One of them casually takes the plunge, and others follow. The lone holdout, Libby Chansky, of Santa Cruz, Calif., who is here on vacation, suddenly finds herself in what resembles a female rugby scrum. She emerges topless. Looking slightly abashed, she says she hasn’t had any work done so told her friends that she didn’t want to remove her top. Pointing to the ringleader, she says, “But my friend whipped it off anyway.”
As potential visitors are endlessly told, being a little naughty is part of Sin City’s allure, and Las Vegas’s pool scene works hard to feed into that.
“Las Vegas is about creating experiences that people cannot have at home,” says Scott Sibella, president of the Mirage and the force behind Bare. “You see the girl next door here and know that she would not go topless at home.”
Toplessness may be the latest tactic in the Las Vegas pool wars, but not for all. Palms and Rehab have never gone that way (“I like having something left to the imagination,” says Mr. Pallas); Tao Beach did it for a while before retreating.
The manager of a rival pool maintains that Tao’s new modesty stems from the fact that it stays open after dark as part of Tao Nightclub and that it was hard to persuade guests to cover up after sunset. “The way it was going, they would have had to change their designation to topless bar,” says the competitor.

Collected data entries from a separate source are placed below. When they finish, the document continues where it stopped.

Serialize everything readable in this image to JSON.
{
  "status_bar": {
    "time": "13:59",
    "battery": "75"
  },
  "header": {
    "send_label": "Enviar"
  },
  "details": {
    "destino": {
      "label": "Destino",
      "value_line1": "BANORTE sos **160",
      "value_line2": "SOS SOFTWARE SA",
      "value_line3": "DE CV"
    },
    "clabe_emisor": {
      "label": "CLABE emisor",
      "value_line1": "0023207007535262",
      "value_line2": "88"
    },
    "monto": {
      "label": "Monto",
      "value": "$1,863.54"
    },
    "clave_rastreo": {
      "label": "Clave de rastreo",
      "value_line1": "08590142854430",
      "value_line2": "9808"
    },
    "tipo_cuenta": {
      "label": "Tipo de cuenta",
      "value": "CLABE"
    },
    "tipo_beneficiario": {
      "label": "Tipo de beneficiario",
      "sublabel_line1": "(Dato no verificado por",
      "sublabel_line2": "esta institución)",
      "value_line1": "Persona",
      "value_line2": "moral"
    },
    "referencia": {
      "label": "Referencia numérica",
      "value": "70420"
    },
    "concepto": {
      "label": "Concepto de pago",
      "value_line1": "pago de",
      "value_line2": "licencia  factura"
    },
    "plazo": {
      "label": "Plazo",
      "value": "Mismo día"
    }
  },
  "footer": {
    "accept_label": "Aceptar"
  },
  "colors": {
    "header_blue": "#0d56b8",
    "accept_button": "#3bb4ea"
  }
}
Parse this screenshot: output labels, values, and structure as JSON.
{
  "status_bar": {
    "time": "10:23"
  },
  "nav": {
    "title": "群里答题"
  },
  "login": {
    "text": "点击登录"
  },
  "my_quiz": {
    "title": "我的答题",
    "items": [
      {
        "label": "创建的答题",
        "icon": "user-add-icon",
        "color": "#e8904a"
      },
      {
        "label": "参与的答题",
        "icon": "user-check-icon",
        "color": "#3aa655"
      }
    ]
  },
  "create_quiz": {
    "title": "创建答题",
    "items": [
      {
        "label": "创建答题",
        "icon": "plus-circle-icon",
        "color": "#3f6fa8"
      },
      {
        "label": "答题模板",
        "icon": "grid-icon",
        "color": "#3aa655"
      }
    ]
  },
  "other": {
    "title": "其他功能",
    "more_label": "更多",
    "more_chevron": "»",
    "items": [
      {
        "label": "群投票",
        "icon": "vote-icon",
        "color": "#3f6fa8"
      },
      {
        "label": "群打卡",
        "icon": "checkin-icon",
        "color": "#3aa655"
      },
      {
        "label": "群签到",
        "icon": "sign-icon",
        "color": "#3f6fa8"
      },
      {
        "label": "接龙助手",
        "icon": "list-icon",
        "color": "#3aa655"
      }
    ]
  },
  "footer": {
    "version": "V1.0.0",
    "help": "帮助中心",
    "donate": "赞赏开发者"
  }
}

Mr. Wolf explains it differently: “We ultimately decided that it would be better, in terms of being a classy, fun, hip beach-club, to not be topless. It was a hard decision but it was a good decision.”
Whatever the case, it apparently has not hurt business. As Sunday evening encroaches, Rehab winds down and the party kicks up at Tao Beach. A drummer from “Stomp” plays on top of a D.J.’s beats, and a trumpeter roams among the Buddhas meant to imbue an exotic air. A bride-to-be in a monokini rubs lotion into a muscle-boy’s biceps, and Mr. Wolf marvels over a man with the Tao logo tattooed on his stomach.
For the people behind this pool-club-cum-disco, it all adds up to profits. But, looking around, even among the fabulousness, a pall sets upon Mr. Wolf’s face. What’s wrong?
“I’m noticing that as it gets later on Sunday, the crowd shifts,” he says. “It seems that we have more guys and fewer girls. And, to be honest, it concerns me.”
Then he bucks up and declares, “But, don’t worry, I’m going to fix it.”